Bob Behnken, que se despidió la noche del sábado de sus compañeros de la Estación Espacial (dos colegas rusos, Anatoly Ivanishin e Ivan Vagner, y del jefe de la misión, el capitán Chris Cassidy) junto a Doug Hurley, envió un mensaje antes del inicio de su regreso: “Lo más difícil fue ponernos en órbita, pero lo más importante es regresar a casa”.

Antes de la despedida, mostró un dinosaurio dedicado a su hijo y a los niños que les han demostrado su admiración y apoyo durante esta misión de dos meses. “Tremor el apatosaurio vuelve a casa con sus papás”, dijo Behnken.

La Crew Dragon, nombre de la nave de SpaceX, entró en la atmósfera y soportó con el escudo térmico el aumento de temperatura que se registra en esta fase. Ya lo ha hecho varias veces, por lo que la resistencia de los dispositivos está más que probada. Una vez superada la zona, y a casi 800 kilómetros por hora, desplegó los primeros paracaídas que permiten frenar y estabilizar la cápsula. Minutos después, estos dispositivos dieron paso a otros cuatro grandes paracaídas que han facilitado el amerizaje sobre el golfo de México.

Al completar con éxito la misión, EE UU evitará pagar unos 80 millones de dólares (68 millones de euros) por asiento en el programa ruso, del que dejará de depender para sus misiones espaciales. Además, abrirá la vía para una inversión de 3.000 millones de dólares (2.500 millones de euros) prevista en SpaceX para realizar en los próximos años seis viajes de ida y vuelta a la Estación Espacial Internacional con cuatro astronautas por misión. En 2014, la NASA otorgó a Boeing y a SpaceX contratos por un total de 6.800 millones de dólares para desarrollar el programa comercial de transporte espacial.

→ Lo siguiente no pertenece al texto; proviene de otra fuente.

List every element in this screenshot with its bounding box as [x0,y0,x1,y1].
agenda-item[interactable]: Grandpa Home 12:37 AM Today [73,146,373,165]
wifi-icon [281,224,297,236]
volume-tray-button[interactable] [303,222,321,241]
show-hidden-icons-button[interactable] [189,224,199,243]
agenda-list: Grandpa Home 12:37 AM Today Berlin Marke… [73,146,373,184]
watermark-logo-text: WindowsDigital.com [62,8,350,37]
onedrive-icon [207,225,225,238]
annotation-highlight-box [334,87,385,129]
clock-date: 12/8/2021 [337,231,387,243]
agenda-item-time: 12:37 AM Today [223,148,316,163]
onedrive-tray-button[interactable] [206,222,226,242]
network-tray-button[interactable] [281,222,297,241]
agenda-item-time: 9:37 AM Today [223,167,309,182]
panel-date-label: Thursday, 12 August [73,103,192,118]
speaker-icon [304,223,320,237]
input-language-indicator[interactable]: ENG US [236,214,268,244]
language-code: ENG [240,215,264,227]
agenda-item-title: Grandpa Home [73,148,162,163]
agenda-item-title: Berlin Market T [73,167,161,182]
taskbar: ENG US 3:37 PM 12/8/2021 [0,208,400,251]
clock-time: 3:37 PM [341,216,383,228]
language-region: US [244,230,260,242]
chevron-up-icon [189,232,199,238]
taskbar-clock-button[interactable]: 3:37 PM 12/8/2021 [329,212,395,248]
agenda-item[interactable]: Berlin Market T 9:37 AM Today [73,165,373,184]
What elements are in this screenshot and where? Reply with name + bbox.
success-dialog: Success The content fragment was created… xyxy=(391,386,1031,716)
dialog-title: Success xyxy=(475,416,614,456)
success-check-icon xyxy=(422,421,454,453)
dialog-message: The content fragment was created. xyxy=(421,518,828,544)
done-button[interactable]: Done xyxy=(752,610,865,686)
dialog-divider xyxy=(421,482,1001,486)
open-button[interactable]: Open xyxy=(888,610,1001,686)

Behnken y Hurley durmieron en la cápsula ocho de las 19 horas del viaje de regreso a la Tierra desde la EEI. Según informó la NASA, fueron despertados desde el centro de control con una grabación de audio de los hijos de ambos.

En la Estación Espacial Internacional han permanecido 62 días, durante los cuales dieron 1.024 vueltas a la Tierra, dedicaron 114 horas a la investigación y vieron llegar y salir de la estación espacial a varios vehículos espaciales, según informó la NASA. Behnken participó en cuatro paseos espaciales con el astronauta de la NASA al mando de la EEI, Chris Cassidy.